The decision brings to a close a string of high-profile prosecutions after an investigation into allegations that bankers rigged two key interest rate benchmarks, Libor (London interbank offered rate) and its Brussels-based Euribor equivalent.
The Euribor investigation proved the trickiest for the SFO. The agency originally wanted to charge 11 individuals, but only seven faced trial. London juries acquitted three and convicted four, but one absconded.
The SFO was granted European Arrest Warrants for four men in 2016 after they declined to attend a London court to be formally charged. Germany and France refused to extradite the men.

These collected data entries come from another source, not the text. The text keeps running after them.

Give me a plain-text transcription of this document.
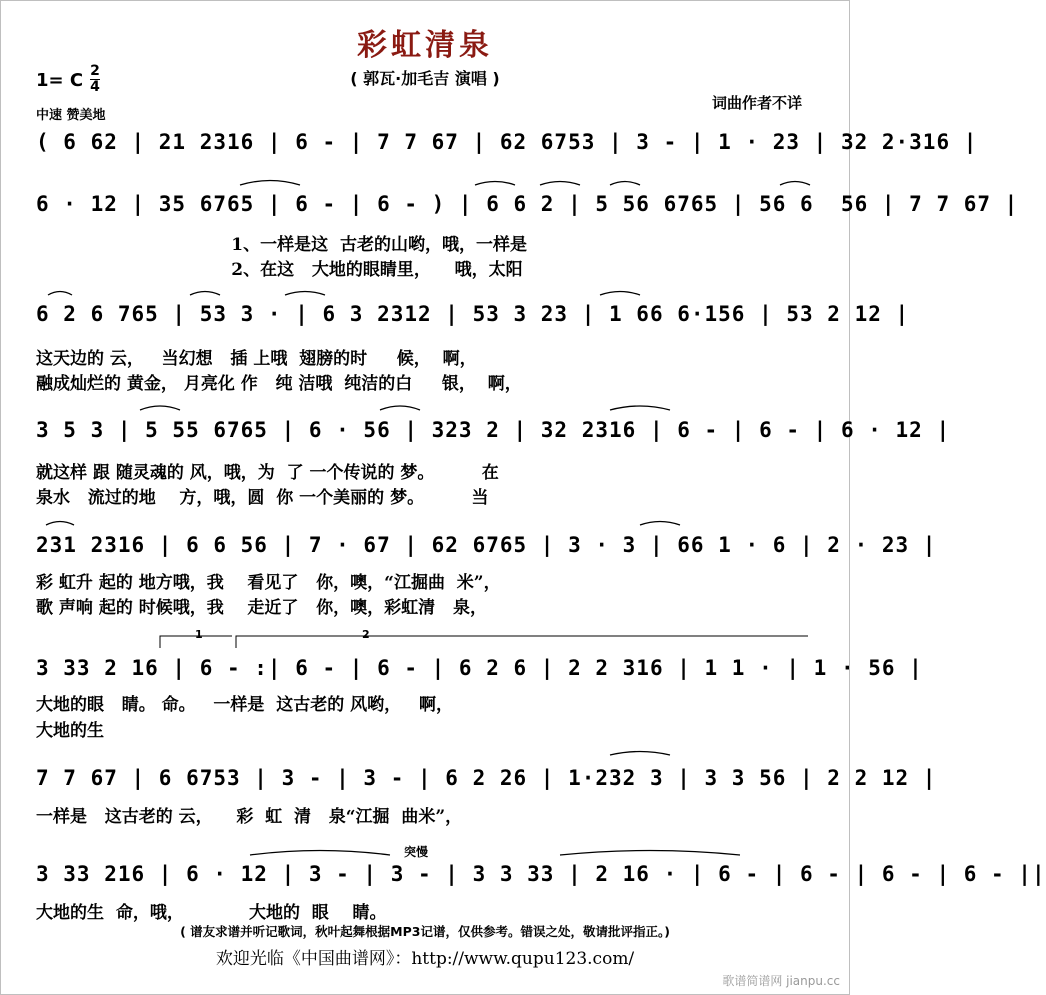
彩虹清泉
( 郭瓦·加毛吉 演唱 )
1= C 2
4
中速 赞美地
词曲作者不详
( 6 62 | 21 2316 | 6 - | 7 7 67 | 62 6753 | 3 - | 1 · 23 | 32 2·316 |
6 · 12 | 35 6765 | 6 - | 6 - ) | 6 6 2 | 5 56 6765 | 56 6  56 | 7 7 67 |
1、一样是这  古老的山哟，哦，一样是
2、在这   大地的眼睛里，    哦，太阳
6 2 6 765 | 53 3 · | 6 3 2312 | 53 3 23 | 1 66 6·156 | 53 2 12 |
这天边的 云，   当幻想   插 上哦  翅膀的时     候，  啊，
融成灿烂的 黄金， 月亮化 作   纯 洁哦  纯洁的白     银，  啊，
3 5 3 | 5 55 6765 | 6 · 56 | 323 2 | 32 2316 | 6 - | 6 - | 6 · 12 |
就这样 跟 随灵魂的 风，哦，为  了 一个传说的 梦。        在
泉水   流过的地    方，哦，圆  你 一个美丽的 梦。        当
231 2316 | 6 6 56 | 7 · 67 | 62 6765 | 3 · 3 | 66 1 · 6 | 2 · 23 |
彩 虹升 起的 地方哦，我    看见了   你，噢，“江掘曲  米”，
歌 声响 起的 时候哦，我    走近了   你，噢，彩虹清   泉，
1	2
3 33 2 16 | 6 - :| 6 - | 6 - | 6 2 6 | 2 2 316 | 1 1 · | 1 · 56 |
大地的眼   睛。 命。   一样是  这古老的 风哟，   啊，
大地的生
7 7 67 | 6 6753 | 3 - | 3 - | 6 2 26 | 1·232 3 | 3 3 56 | 2 2 12 |
一样是   这古老的 云，    彩  虹  清   泉“江掘  曲米”，
突慢
3 33 216 | 6 · 12 | 3 - | 3 - | 3 3 33 | 2 16 · | 6 - | 6 - | 6 - | 6 - ||
大地的生  命，哦，           大地的  眼    睛。
( 谱友求谱并听记歌词，秋叶起舞根据MP3记谱，仅供参考。错误之处，敬请批评指正。)
欢迎光临《中国曲谱网》：http://www.qupu123.com/
歌谱简谱网 jianpu.cc
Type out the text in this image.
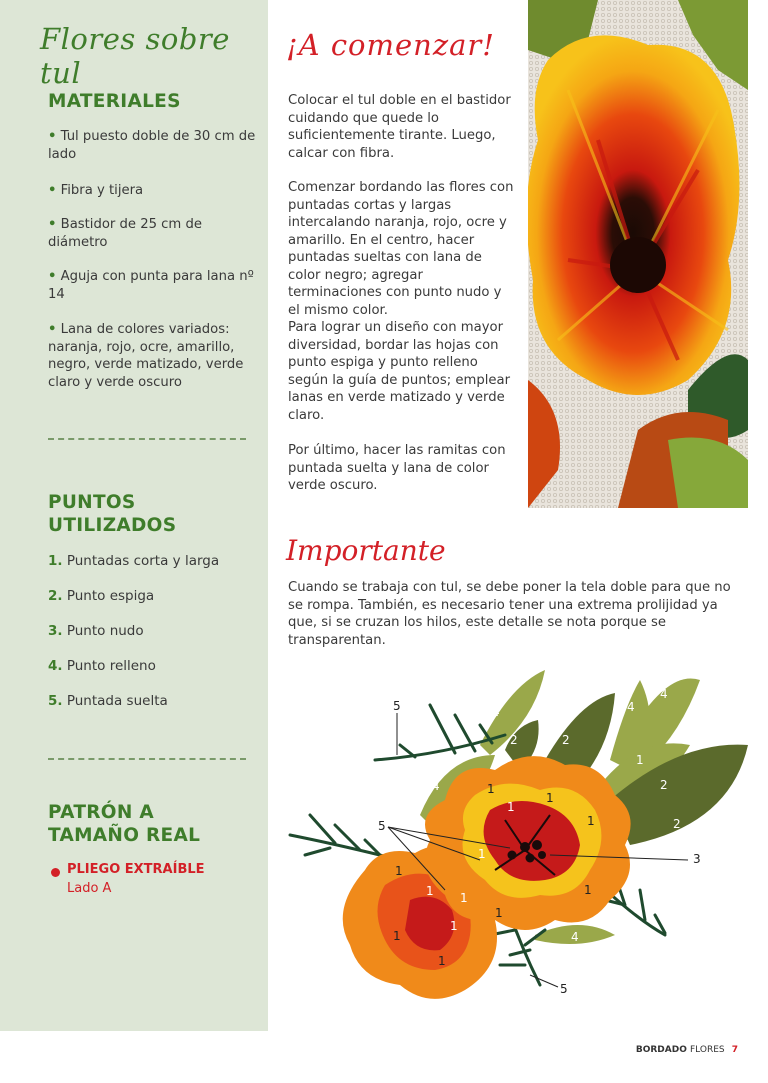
Flores sobre tul
MATERIALES
• Tul puesto doble de 30 cm de lado
• Fibra y tijera
• Bastidor de 25 cm de diámetro
• Aguja con punta para lana nº 14
• Lana de colores variados: naranja, rojo, ocre, amarillo, negro, verde matizado, verde claro y verde oscuro
PUNTOS
UTILIZADOS
1. Puntadas corta y larga
2. Punto espiga
3. Punto nudo
4. Punto relleno
5. Puntada suelta
PATRÓN A
TAMAÑO REAL
PLIEGO EXTRAÍBLE
Lado A
¡A comenzar!
Colocar el tul doble en el bastidor cuidando que quede lo suficientemente tirante. Luego, calcar con fibra.
Comenzar bordando las flores con puntadas cortas y largas intercalando naranja, rojo, ocre y amarillo. En el centro, hacer puntadas sueltas con lana de color negro; agregar terminaciones con punto nudo y el mismo color.
Para lograr un diseño con mayor diversidad, bordar las hojas con punto espiga y punto relleno según la guía de puntos; emplear lanas en verde matizado y verde claro.
Por último, hacer las ramitas con puntada suelta y lana de color verde oscuro.
Importante
Cuando se trabaja con tul, se debe poner la tela doble para que no se rompa. También, es necesario tener una extrema prolijidad ya que, si se cruzan los hilos, este detalle se nota porque se transparentan.
5
5
5
3
4	4
4
4
4
4
2	2
2
2
1
1
1
1
1
1
1
1
1
1
1
1
1
1
BORDADO FLORES 7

The decision draws a line under a saga that began with the prosecution of former UBS (UBSG.S) and Citigroup (C.N) star trader Tom Hayes, who was sentenced to 14 years in 2015 over Libor rigging before his sentence was cut to 11 years on appeal.
Hayes, who is due to be released next January after serving half his term, continues to fight his conviction.
Euribor and Libor rates were designed to reflect the cost of borrowing between banks. But regulators announced plans to scrap Libor after some of the world’s top banks reached settlements with authorities over allegations of rate manipulation.
Aziz Rahman, a partner at law firm Rahman Ravelli, said the case had reached its “natural ending.”